VA Halts Proposal to Close New Hampshire Emergency Facility at Night

in Bryan McGonigle, Fall 2006 Newswire, Massachusetts
September 21st, 2006

VAHOSPITALS
The Eagle-Tribune
Bryan McGonigle
Boston University Washington Newsroom
Sept. 21

WASHINGTON, Sept. 21 – The U.S. Department of Veterans Affairs will keep the VA Medical Center in Manchester, N.H., open 24 hours a day as Congress considers legislation to restrict the department’s ability to cut emergency room hours.
Last fall, the department proposed curtailing Manchester’s emergency room hours, closing the facility from 10 p.m. to 6 a.m. and possibly on weekends. The proposal was not limited to Manchester and could have eventually affected VA hospitals nationwide.

Rep. Jeb Bradley, R-N.H., introduced legislation in May that would require that Congress be informed of any such proposal. The department would then have to wait 180 days before implementing the cuts in hours. Rep. Charles Bass, R-N.H., co-sponsored the bill, which was referred to the Committee on Veterans’ Affairs.

Bradley also wrote three letters to VA Secretary James Nicholson urging him to reconsider the proposal.

“What we asked is why are you potentially closing emergency rooms when you clearly have responsibility to the patients and not allowing these patients, if you’re potentially going to close an emergency center, to go to another facility?” Bradley said.

The department agreed to halt its proposal on cutting emergency room hours Tuesday while the legislation goes through Congress.

Jim Thompson, spokesman for the Manchester facility, said the issue had to do with patient transfers: About 20,000 veterans from southern New Hampshire and northern Massachusetts use the Manchester VA Medical Center, and the facility does not have in-patient services. Patients who get emergency care there and need in-patient care must be transferred. The hours specifically chosen for closing were based on availability of staff.

“We have an agreement with Catholic Medical Center here in Manchester to provide hospital care whenever it’s needed,” Thompson said. “It’s easier to transfer in the daytime. There’s more staff here during the day.”

But non-departmental hospitals often pose financial complications for veterans, Bradley said. Patients are not always reimbursed for what they pay outside the department’s system and are stuck paying out of pocket.

A patient in Salem, N.H., or Derry, N.H., who has a heart attack in the middle of the night should go to Parkland Medical Center in Derry, Bradley said.

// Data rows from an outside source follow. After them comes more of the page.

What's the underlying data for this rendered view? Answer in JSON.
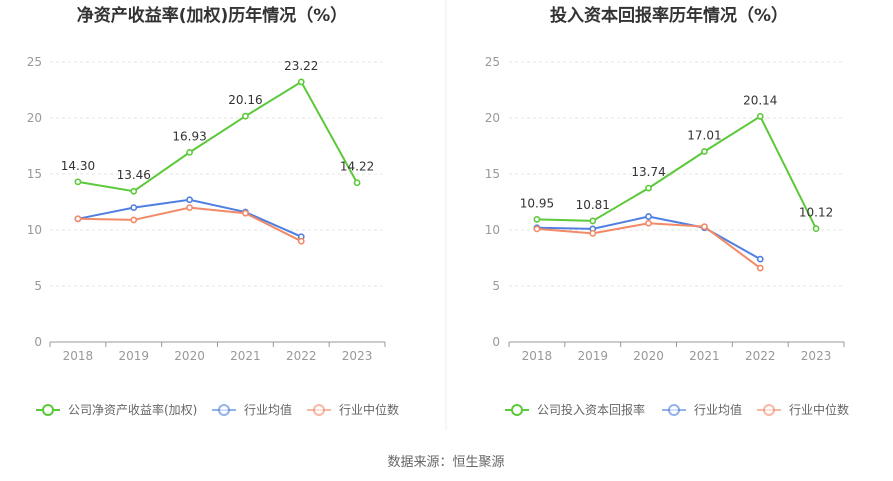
{
  "source_text": "数据来源：恒生聚源",
  "chart_data": [
    {
      "type": "line",
      "title": "净资产收益率(加权)历年情况（%）",
      "categories": [
        "2018",
        "2019",
        "2020",
        "2021",
        "2022",
        "2023"
      ],
      "ylim": [
        0,
        25
      ],
      "yticks": [
        "0",
        "5",
        "10",
        "15",
        "20",
        "25"
      ],
      "grid": true,
      "legend_position": "bottom",
      "series": [
        {
          "name": "公司净资产收益率(加权)",
          "color": "#5cc93a",
          "values": [
            14.3,
            13.46,
            16.93,
            20.16,
            23.22,
            14.22
          ],
          "labels": [
            "14.30",
            "13.46",
            "16.93",
            "20.16",
            "23.22",
            "14.22"
          ]
        },
        {
          "name": "行业均值",
          "color": "#4f7fe0",
          "values": [
            11.0,
            12.0,
            12.7,
            11.6,
            9.4,
            null
          ]
        },
        {
          "name": "行业中位数",
          "color": "#f28a68",
          "values": [
            11.0,
            10.9,
            12.0,
            11.5,
            9.0,
            null
          ]
        }
      ]
    },
    {
      "type": "line",
      "title": "投入资本回报率历年情况（%）",
      "categories": [
        "2018",
        "2019",
        "2020",
        "2021",
        "2022",
        "2023"
      ],
      "ylim": [
        0,
        25
      ],
      "yticks": [
        "0",
        "5",
        "10",
        "15",
        "20",
        "25"
      ],
      "grid": true,
      "legend_position": "bottom",
      "series": [
        {
          "name": "公司投入资本回报率",
          "color": "#5cc93a",
          "values": [
            10.95,
            10.81,
            13.74,
            17.01,
            20.14,
            10.12
          ],
          "labels": [
            "10.95",
            "10.81",
            "13.74",
            "17.01",
            "20.14",
            "10.12"
          ]
        },
        {
          "name": "行业均值",
          "color": "#4f7fe0",
          "values": [
            10.2,
            10.1,
            11.2,
            10.2,
            7.4,
            null
          ]
        },
        {
          "name": "行业中位数",
          "color": "#f28a68",
          "values": [
            10.1,
            9.7,
            10.6,
            10.3,
            6.6,
            null
          ]
        }
      ]
    }
  ]
}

But with reimbursement policy so unclear, many will drive the extra miles to go to Manchester VA Medical Center – endangering their lives during the first crucial moments of the emergency, he said.

“The VA has a very complex formula for reimbursing vets for emergency care outside the VA,” Thompson said. “Of course there are definitely vets that would go out of the way to come to the VA emergency room when they really should be going to the closest emergency room.”

Paul Chevalier, past state commander of the New Hampshire Veterans of Foreign Wars, said it is not as simple as going to another hospital, since patients must be referred by a VA hospital before going to a non-VA hospital.

“If you go to the VA emergency room, even though they probably can’t take care of you there [with in-patient care], they refer you to the local hospital,” Chevalier said. “If the emergency room is closed and you show up at Catholic Medical Center, you’re on your own” in paying the bill.

Bradley said he wants to see the VA’s policies clarified.

“Congress is probably going to have to authorize reimbursements to make sure it’s crystal clear to other facilities,” he said. “That’s so that people in Laconia, when they’re faced with that emergency in the middle of the night, they go right to Lakes Region General, as opposed to driving to Manchester, where they know they’re not going to be on the hook for the bills.”

The bill before Congress would require that if an emergency center’s hours are reduced, the VA secretary must take steps to ensure that an alternative facility is available to veterans without financial burden to them.

“I’m hoping that in the waning days of this session, or certainly in the next session of Congress, my legislation will go forward,” Bradley said. “The whole point is to get our veterans a health care system that works for them.”